Production and biochemical properties of proteases secreted by Aspergillus niger under solid state fermentation in response to different agroindustrial substrates

Abstract

This study reports the proteases production by Aspergillus niger LBA02 under solid state fermentation (SSF) using different agroindustrial by-products as substrates and the correlation between the protease production and some physical–chemical parameters. The biochemical properties of the proteases produced in each substrate were further investigated. The highest protease production was obtained using wheat bran as the substrate at 96 h fermentation. The results for chemical composition showed that the substrates with higher protein content induced the protease production at the first 48 h of fermentation. The crude extracts of proteases from A. niger LBA02 produced in wheat bran (PWB), soybean meal (PSM) and cottonseed meal (PCM) showed different biochemical properties when produced in different agroindustrial by-products. The biochemical characterization showed that the enzymes were most active over the pH range 3.0–4.0 and was stable from pH 2.5–4.5. The optimum temperature for activity was approximately 50.0 °C, and the enzymes were stable at 40.0–50.0 °C. In the study of the substrate specificity, the best substrate was hemoglobin from bovine blood with the highest relative activities of 183.84, 147.06 and 186.81% for PWB, PSM and PCM, respectively. The PWB showed higher ratio milk-clotting/protease activities (15.24) compared to PSM (0.38) and PCM (6.28).

Introduction

Proteases are multifunctional enzymes accounting for nearly 60% of the whole enzyme market and are frequently used in detergent, leather, pharmaceuticals, food and biotechnology industries (Ramakrishna et al., 2010, Yin et al., 2013). They can be isolated from plants, animals and microorganisms. Of these sources, the microorganisms show great potential for protease production due to their broad biochemical diversity and their susceptibility to genetic manipulation. It has been estimated that microbial proteases represent approximately 40% of the total worldwide enzyme sales (Rao et al., 1998).
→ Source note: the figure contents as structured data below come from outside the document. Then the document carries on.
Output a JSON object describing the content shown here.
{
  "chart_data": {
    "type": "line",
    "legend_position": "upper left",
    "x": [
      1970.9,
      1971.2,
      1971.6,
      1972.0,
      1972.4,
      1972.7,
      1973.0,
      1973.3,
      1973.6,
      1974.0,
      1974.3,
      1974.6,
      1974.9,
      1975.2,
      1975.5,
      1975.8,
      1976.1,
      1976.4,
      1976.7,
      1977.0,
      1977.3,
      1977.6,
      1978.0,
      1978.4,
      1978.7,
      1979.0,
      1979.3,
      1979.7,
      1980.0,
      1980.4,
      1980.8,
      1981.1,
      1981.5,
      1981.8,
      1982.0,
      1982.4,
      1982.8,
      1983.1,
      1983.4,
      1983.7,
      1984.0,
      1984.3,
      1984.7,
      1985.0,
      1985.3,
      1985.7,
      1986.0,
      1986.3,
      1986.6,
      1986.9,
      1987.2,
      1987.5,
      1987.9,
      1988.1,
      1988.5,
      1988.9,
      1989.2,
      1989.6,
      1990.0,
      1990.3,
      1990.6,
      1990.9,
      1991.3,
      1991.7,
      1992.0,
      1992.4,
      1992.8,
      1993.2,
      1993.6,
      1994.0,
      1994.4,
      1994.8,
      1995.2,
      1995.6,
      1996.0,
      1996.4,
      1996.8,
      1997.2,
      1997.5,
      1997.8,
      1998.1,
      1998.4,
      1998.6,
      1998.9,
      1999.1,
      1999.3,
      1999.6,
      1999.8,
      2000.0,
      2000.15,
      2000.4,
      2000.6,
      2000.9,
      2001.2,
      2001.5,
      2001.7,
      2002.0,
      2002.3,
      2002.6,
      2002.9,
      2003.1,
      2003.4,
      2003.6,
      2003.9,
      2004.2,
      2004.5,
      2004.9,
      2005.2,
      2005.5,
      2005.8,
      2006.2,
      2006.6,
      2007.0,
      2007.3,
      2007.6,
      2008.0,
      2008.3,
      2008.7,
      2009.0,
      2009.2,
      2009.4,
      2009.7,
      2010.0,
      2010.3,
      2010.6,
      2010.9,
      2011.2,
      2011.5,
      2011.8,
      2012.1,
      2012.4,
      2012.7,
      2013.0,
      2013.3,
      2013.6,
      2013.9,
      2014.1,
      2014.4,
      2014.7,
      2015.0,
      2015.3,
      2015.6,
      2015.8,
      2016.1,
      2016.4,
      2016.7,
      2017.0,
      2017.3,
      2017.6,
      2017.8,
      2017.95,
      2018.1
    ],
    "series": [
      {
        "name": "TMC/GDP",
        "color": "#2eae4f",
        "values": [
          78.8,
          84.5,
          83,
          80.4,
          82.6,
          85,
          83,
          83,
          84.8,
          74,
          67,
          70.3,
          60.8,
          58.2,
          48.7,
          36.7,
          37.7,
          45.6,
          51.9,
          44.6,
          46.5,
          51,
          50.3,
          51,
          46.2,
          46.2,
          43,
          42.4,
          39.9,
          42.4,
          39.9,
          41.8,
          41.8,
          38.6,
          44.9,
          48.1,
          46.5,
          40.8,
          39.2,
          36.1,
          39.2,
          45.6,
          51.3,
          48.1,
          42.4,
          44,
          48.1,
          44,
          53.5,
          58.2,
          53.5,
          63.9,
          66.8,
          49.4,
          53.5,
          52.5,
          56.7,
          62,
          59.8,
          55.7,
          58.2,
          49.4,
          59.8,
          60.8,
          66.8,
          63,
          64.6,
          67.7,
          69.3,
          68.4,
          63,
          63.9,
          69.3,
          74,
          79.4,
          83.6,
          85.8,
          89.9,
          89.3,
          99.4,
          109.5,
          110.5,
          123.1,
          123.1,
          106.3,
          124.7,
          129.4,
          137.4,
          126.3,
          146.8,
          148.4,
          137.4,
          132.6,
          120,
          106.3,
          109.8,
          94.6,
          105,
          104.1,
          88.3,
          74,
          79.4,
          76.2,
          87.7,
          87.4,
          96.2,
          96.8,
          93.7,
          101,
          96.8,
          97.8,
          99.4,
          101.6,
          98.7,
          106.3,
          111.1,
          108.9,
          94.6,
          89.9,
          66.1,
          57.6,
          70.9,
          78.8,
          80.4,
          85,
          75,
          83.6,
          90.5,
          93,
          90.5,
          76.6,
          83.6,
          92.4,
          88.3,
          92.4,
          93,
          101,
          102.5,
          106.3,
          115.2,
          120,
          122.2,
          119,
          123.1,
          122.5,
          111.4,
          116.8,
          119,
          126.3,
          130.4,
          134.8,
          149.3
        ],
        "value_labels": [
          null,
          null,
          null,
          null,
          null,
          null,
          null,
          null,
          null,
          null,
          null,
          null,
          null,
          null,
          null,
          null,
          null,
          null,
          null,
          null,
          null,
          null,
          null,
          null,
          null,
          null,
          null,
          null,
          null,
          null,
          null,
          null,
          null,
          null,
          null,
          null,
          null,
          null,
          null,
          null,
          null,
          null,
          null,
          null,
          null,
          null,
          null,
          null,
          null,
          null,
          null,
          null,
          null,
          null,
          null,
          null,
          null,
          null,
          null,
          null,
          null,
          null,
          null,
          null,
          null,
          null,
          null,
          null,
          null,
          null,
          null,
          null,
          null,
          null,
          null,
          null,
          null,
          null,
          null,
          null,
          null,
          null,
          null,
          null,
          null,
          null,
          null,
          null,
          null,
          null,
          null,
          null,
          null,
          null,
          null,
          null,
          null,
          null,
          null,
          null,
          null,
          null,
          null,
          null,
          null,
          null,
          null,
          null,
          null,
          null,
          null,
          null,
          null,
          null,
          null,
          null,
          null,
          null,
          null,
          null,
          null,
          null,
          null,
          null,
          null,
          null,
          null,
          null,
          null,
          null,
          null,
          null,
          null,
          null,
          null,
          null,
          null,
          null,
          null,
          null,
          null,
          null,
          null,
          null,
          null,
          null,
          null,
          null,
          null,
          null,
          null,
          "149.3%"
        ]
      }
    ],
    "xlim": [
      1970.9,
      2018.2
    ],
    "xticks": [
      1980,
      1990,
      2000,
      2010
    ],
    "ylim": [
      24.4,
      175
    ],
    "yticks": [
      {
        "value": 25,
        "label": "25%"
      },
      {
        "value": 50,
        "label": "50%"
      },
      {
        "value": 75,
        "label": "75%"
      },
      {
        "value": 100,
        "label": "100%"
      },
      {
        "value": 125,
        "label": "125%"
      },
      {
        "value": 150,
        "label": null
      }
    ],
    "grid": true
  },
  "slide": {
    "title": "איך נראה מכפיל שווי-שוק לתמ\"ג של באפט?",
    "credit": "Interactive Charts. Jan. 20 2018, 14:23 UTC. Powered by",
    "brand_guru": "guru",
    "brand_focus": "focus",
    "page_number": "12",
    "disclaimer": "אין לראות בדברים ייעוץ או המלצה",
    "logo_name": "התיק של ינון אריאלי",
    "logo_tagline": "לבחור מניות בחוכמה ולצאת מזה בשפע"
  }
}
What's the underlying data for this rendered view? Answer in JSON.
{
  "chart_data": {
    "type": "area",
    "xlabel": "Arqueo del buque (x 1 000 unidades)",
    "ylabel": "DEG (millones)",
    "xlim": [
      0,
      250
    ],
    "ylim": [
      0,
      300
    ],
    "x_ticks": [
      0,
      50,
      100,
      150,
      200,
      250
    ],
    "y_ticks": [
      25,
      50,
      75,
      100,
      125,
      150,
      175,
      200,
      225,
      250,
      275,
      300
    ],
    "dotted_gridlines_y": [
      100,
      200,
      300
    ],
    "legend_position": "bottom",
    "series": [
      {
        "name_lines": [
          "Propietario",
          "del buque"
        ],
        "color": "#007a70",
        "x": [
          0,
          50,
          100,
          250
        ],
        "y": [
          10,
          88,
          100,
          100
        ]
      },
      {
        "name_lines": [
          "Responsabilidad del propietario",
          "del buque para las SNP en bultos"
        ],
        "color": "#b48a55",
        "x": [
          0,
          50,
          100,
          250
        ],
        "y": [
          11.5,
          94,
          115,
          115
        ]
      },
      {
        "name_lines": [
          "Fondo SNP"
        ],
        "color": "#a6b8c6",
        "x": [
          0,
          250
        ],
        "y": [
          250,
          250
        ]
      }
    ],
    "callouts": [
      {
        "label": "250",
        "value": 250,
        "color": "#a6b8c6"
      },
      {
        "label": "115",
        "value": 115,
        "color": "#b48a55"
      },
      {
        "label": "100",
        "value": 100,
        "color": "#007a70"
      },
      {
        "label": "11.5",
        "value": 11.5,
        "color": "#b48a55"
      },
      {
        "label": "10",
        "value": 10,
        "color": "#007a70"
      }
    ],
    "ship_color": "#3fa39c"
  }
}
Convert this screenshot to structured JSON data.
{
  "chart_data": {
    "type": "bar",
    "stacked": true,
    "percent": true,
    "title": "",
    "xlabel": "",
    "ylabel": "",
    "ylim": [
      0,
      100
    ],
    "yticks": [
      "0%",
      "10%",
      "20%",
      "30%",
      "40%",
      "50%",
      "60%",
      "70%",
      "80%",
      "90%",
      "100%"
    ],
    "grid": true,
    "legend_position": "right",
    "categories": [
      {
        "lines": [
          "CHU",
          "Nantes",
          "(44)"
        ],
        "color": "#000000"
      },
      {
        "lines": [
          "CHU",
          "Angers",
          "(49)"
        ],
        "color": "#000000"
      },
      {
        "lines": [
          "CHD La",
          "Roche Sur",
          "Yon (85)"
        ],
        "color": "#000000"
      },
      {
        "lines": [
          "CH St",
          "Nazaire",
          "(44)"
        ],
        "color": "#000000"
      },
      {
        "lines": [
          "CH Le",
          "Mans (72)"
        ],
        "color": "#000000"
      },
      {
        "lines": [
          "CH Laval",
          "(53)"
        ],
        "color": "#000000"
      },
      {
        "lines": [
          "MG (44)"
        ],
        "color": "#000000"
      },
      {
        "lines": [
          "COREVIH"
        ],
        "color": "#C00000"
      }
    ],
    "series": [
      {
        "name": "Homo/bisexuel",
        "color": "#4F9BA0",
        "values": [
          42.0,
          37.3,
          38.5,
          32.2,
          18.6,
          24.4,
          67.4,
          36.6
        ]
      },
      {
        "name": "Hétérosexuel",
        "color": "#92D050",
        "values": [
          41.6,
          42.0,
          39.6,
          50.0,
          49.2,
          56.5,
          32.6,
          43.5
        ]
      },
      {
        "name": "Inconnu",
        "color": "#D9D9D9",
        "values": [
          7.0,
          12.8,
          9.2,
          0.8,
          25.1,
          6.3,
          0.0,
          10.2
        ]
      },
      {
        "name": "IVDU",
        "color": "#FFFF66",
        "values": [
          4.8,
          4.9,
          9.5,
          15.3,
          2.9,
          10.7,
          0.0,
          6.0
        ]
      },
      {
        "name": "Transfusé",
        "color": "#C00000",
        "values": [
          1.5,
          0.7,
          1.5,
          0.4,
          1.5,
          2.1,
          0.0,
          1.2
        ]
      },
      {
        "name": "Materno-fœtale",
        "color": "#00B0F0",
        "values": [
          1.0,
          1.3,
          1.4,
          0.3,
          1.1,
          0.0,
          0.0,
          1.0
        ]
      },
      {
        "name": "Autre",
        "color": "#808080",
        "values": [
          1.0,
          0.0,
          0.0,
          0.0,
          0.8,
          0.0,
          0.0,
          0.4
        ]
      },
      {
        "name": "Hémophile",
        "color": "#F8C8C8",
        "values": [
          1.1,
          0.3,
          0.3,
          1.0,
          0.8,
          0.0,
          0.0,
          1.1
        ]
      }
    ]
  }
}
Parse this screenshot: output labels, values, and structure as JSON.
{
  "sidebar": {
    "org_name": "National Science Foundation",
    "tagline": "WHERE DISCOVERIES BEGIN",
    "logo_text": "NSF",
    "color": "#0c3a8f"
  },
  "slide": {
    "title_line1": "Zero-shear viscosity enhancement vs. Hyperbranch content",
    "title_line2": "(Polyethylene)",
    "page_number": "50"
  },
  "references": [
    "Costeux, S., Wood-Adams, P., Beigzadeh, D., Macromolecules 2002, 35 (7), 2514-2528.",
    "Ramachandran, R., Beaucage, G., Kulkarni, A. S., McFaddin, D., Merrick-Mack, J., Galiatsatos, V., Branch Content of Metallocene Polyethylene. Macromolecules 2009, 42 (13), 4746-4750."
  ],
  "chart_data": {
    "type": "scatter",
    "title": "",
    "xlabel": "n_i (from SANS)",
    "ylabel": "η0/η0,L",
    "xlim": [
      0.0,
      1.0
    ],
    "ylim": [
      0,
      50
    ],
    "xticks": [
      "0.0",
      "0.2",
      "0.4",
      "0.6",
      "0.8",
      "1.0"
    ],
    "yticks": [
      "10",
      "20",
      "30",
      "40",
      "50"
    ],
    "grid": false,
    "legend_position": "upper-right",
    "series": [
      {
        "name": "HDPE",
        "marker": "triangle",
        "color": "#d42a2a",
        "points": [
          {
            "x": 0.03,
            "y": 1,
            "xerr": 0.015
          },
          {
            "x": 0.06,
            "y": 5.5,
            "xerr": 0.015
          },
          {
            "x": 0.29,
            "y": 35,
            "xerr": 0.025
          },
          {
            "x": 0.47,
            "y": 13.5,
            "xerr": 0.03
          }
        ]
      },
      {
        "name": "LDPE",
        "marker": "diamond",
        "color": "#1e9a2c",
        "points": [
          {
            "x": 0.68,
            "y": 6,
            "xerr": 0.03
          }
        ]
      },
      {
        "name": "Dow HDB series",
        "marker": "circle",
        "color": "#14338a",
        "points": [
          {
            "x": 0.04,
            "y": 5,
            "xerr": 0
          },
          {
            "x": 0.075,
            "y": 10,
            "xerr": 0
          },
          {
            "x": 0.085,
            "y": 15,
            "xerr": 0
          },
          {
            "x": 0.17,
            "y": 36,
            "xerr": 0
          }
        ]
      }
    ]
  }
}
Several species of filamentous fungi have been exploited in industrial processes for the production of metabolites and industrial enzymes. Aspergillus niger has a long tradition of safe use in the production of enzymes and organic acids. Many of these products have listed as a “Generally Recognized as Safe (GRAS)” by the US Food and Drug Administration (Schuster et al., 2002). A. niger is one of the most important sources of fungal proteases. According Pel et al., (2007), genome sequencing shows that A. niger has 198 proteins involved in proteolytic degradation process.

Proteolytic enzymes can be produced by submerged and solid state fermentation. For the growth of fungi, solid state fermentation is most appropriate method because the solid substrates resemble the natural habitat of the fungi and improving their growth and the secretion of a wide range of extracellular enzymes. Some characteristics make solid state fermentation more attractive than submerged fermentation: simplicity, low cost, high yields and concentrations of the enzymes and the use of inexpensive and widely available agricultural residues as substrates (Chutmanop et al., 2008).

The biochemical characterization of enzymes is important to evaluate their biotechnological potential. The study of the protease properties, such as the substrate specificity, the optimum catalytic pH conditions and the temperature and stability profiles, can be used to predict the successful application of the enzyme to particular industries or processes (Castro and Sato, 2013a).

Previous work has shown that the expression and secretion of different sets of proteases and other enzymes, as well as their biochemical properties, can be regulated by the type of substrate used as carbon and nitrogen source (Speranza et al., 2011, Farnell et al., 2012). In this context, the main objectives of the present study were to evaluate the production of the protease by A. niger LBA02 under solid state fermentation using different agroindustrial by-products and to verify the correlation between some physical–chemical parameters, including chemical composition, water absorption index, particle size and packing density with the protease production. In addition, the biochemical properties of the proteases produced in each agroindustrial by-product, including the optimum pH and temperature for activity and stability, kinetic parameters Km and Vmax, substrate specificity and milk-clotting activities were investigated.